I arrived at FPS ~0900 hoping to snag a flight or two before an 1100 call. As I zipped past the lower parking lot I saw a forlorn-looking sunk-out pilot, jammed on the brakes, rolled down all the windows, told him to hop in, then shivered my way to the top (my extra layers were in my harness which was packed with my wing owing to last night’s northside hike-out).
At the top the wind hovered on the edge of manageable so I walked down to the far end which offers open field versus a lot full of cars lest I struggle and get dragged. I’ve had the “cheap lesson” of wrapping my wing over a couple of cars and don’t care to tempt fate thus again. As I got into position near the lip I sensed that the wind had strengthened further, saw 12G14, gave things a minute, then saw 13G15, and so began hiking down the hill to find a location of sufficiently attenuated wind that launching would not seem foolhardy. Other pilots of greater skill, meanwhile, soared the ridge tantalizingly.
I hiked down far enough that the wind did not seem crazy, unpacked my wing, walked my harness downhill, straightened out the lines, then… sensed that the wind was uncomfortably strong. I grabbed the lines near the wing, walked farther downhill, then walked the harness downhill, had a mind to set up, then… again found the wind worrisome. I repeated this process twice more before feeling like strapping into my harness was not folly. As I ran my safety check, to my chagrin I noticed the sheath on one of the brake cables had broken open, something I had not observed upon yesterday’s launch, and so likely not an immediate issue, but certainly indicative of a timely repair being wise. Then when I tugged the As to build a wall I found one set of risers evincing a worrisome twist. I also sensed that the wind was getting stronger. Ugh. I jogged rightward and uphill to depower the wing, put a knee on the right wingtip to ensure it stayed depowered, and then unclipped the wing from my hardness. Damn it. I took off my harness, pulled out the sack, stuffed the wing into it, hiked back up to my car, then went home.

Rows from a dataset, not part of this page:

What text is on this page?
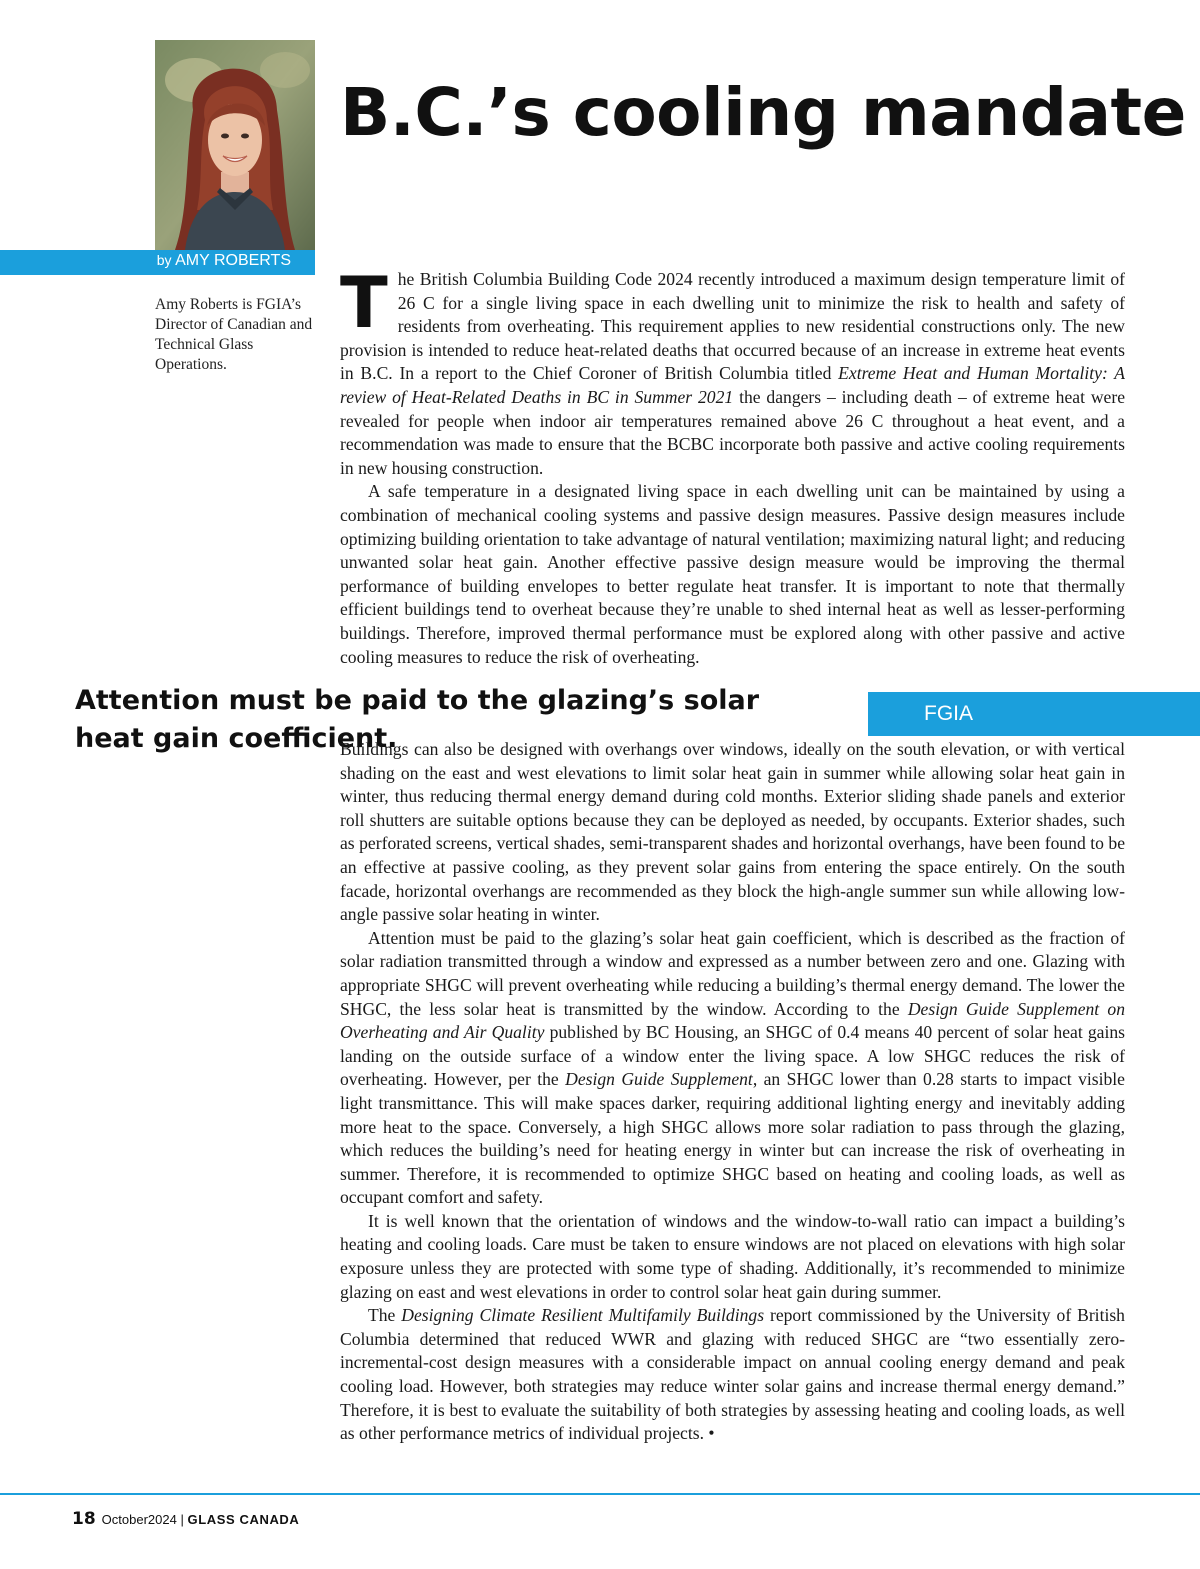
by AMY ROBERTS
Amy Roberts is FGIA’s Director of Canadian and Technical Glass Operations.
B.C.’s cooling mandate

The British Columbia Building Code 2024 recently introduced a maximum design temperature limit of 26 C for a single living space in each dwelling unit to minimize the risk to health and safety of residents from overheating. This requirement applies to new residential constructions only. The new provision is intended to reduce heat-related deaths that occurred because of an increase in extreme heat events in B.C. In a report to the Chief Coroner of British Columbia titled Extreme Heat and Human Mortality: A review of Heat-Related Deaths in BC in Summer 2021 the dangers – including death – of extreme heat were revealed for people when indoor air temperatures remained above 26 C throughout a heat event, and a recommendation was made to ensure that the BCBC incorporate both passive and active cooling requirements in new housing construction.

A safe temperature in a designated living space in each dwelling unit can be maintained by using a combination of mechanical cooling systems and passive design measures. Passive design measures include optimizing building orientation to take advantage of natural ventilation; maximizing natural light; and reducing unwanted solar heat gain. Another effective passive design measure would be improving the thermal performance of building envelopes to better regulate heat transfer. It is important to note that thermally efficient buildings tend to overheat because they’re unable to shed internal heat as well as lesser-performing buildings. Therefore, improved thermal performance must be explored along with other passive and active cooling measures to reduce the risk of overheating.

Attention must be paid to the glazing’s solar heat gain coefficient.
FGIA

Buildings can also be designed with overhangs over windows, ideally on the south elevation, or with vertical shading on the east and west elevations to limit solar heat gain in summer while allowing solar heat gain in winter, thus reducing thermal energy demand during cold months. Exterior sliding shade panels and exterior roll shutters are suitable options because they can be deployed as needed, by occupants. Exterior shades, such as perforated screens, vertical shades, semi-transparent shades and horizontal overhangs, have been found to be an effective at passive cooling, as they prevent solar gains from entering the space entirely. On the south facade, horizontal overhangs are recommended as they block the high-angle summer sun while allowing low-angle passive solar heating in winter.

Attention must be paid to the glazing’s solar heat gain coefficient, which is described as the fraction of solar radiation transmitted through a window and expressed as a number between zero and one. Glazing with appropriate SHGC will prevent overheating while reducing a building’s thermal energy demand. The lower the SHGC, the less solar heat is transmitted by the window. According to the Design Guide Supplement on Overheating and Air Quality published by BC Housing, an SHGC of 0.4 means 40 percent of solar heat gains landing on the outside surface of a window enter the living space. A low SHGC reduces the risk of overheating. However, per the Design Guide Supplement, an SHGC lower than 0.28 starts to impact visible light transmittance. This will make spaces darker, requiring additional lighting energy and inevitably adding more heat to the space. Conversely, a high SHGC allows more solar radiation to pass through the glazing, which reduces the building’s need for heating energy in winter but can increase the risk of overheating in summer. Therefore, it is recommended to optimize SHGC based on heating and cooling loads, as well as occupant comfort and safety.

It is well known that the orientation of windows and the window-to-wall ratio can impact a building’s heating and cooling loads. Care must be taken to ensure windows are not placed on elevations with high solar exposure unless they are protected with some type of shading. Additionally, it’s recommended to minimize glazing on east and west elevations in order to control solar heat gain during summer.

The Designing Climate Resilient Multifamily Buildings report commissioned by the University of British Columbia determined that reduced WWR and glazing with reduced SHGC are “two essentially zero-incremental-cost design measures with a considerable impact on annual cooling energy demand and peak cooling load. However, both strategies may reduce winter solar gains and increase thermal energy demand.” Therefore, it is best to evaluate the suitability of both strategies by assessing heating and cooling loads, as well as other performance metrics of individual projects. •

18 October2024 | GLASS CANADA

Aviation accidents tend to happen not because one thing went wrong but rather several simultaneously. When several things thus go wrong almost always circumstances stem from multiple mistakes happening in concert. More often than not this owes to pilot stubbornness, a refusal to adapt in the face of evolving circumstances and awareness, regularly accompanied by inadequate training.
Perhaps in a nearby timeline of our multiverse I ignored all these signals because I allowed an over-eagerness to fly to dominate. I chose to inflate, the riser twist proved consequential, the wind gusted at just the wrong moment, I got popped off the hill unexpectedly with weird loading and compromised control, the brake line snapped, I had too little time to grab the rears to steer, I slammed into the ground, and broke a leg.
But not in this timeline. In this one I said “gaaaaahhhhh, fuck this shit!”, packed it up, went home, had a fun 90 minute introductory call with a friend-of-a-friend, ate a tasty lunch, went for a good afternoon’s skiing, enjoyed the sunset on the drive down, then wrote this journal entry while fending off aggressively cuddly cats and enjoying a vodka-and-tonic.